A equipe médica que acompanha o ex-presidente Jair Bolsonaro afirmou nesta sexta-feira (13), durante coletiva de imprensa, que a intercorrência que motivou sua internação foi um evento que “quase o matou”. O ex-presidente está internado no Hospital DF Star, em Brasília, após apresentar um quadro de pneumonia aspirativa. Segundo os médicos, a infecção poderia ter evoluído para insuficiência respiratória e morte caso não houvesse intervenção médica rápida.
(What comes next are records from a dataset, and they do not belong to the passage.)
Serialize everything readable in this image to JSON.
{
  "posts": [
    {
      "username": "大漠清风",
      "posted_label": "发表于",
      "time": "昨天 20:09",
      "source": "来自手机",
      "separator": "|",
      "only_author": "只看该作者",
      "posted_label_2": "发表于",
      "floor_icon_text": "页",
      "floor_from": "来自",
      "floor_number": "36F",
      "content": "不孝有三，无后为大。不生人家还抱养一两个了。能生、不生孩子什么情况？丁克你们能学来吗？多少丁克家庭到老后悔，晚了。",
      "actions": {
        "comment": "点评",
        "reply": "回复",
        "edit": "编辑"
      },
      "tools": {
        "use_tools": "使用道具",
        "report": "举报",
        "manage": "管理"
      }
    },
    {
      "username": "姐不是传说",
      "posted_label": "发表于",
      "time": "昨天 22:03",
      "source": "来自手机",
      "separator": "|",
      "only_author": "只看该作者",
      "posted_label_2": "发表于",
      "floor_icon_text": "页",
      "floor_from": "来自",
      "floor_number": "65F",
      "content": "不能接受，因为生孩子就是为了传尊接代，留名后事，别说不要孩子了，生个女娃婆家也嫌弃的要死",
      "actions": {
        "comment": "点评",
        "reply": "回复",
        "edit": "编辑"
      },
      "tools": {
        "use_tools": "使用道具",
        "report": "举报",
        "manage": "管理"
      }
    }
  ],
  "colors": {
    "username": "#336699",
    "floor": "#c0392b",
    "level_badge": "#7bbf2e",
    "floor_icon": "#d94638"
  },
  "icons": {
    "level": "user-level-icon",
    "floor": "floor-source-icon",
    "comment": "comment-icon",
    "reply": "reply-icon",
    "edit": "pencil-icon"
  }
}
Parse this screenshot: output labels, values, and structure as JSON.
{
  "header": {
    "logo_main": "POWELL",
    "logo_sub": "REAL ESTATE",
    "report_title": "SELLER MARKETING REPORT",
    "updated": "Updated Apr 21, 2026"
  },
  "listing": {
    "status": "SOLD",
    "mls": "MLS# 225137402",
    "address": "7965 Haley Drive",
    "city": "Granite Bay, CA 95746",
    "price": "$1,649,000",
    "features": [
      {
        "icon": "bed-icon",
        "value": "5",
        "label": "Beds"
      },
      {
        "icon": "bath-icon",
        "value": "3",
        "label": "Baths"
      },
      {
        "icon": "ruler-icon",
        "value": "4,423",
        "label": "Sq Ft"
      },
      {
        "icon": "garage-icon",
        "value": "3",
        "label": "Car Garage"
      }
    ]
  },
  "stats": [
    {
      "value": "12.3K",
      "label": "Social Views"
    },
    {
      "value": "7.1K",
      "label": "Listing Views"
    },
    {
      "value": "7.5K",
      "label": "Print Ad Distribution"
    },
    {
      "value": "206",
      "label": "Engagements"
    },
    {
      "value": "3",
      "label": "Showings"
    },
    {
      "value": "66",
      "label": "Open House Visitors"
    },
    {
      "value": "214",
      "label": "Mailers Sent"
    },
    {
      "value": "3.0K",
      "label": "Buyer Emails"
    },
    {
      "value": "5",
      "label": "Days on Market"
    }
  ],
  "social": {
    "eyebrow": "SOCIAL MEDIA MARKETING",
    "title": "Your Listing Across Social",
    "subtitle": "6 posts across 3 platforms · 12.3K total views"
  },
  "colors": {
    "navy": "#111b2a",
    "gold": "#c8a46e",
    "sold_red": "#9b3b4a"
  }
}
O cirurgião Claudio Birolini afirmou que a equipe já havia registrado em relatórios anteriores preocupações com o estado de saúde do ex-presidente. De acordo com ele, a pneumonia aspirativa representa risco elevado, pois pode evoluir rapidamente para insuficiência respiratória. “Nós já havíamos alertado nos relatórios. Uma pneumonia aspirativa pode evoluir para uma insuficiência respiratória e, se não houver intervenção, o paciente pode evoluir ao óbito”, declarou o médico durante a coletiva.
Os profissionais informaram que Bolsonaro permanece internado em uma Unidade de Terapia Intensiva por tempo indeterminado, sob monitoramento contínuo. O cardiologista Leandro Echenique explicou que o ex-presidente deu entrada no hospital com febre alta, queda na saturação de oxigênio, sudorese intensa e calafrios. Segundo ele, os calafrios indicam um quadro de bacteremia, caracterizado pela presença de infecção bacteriana na corrente sanguínea.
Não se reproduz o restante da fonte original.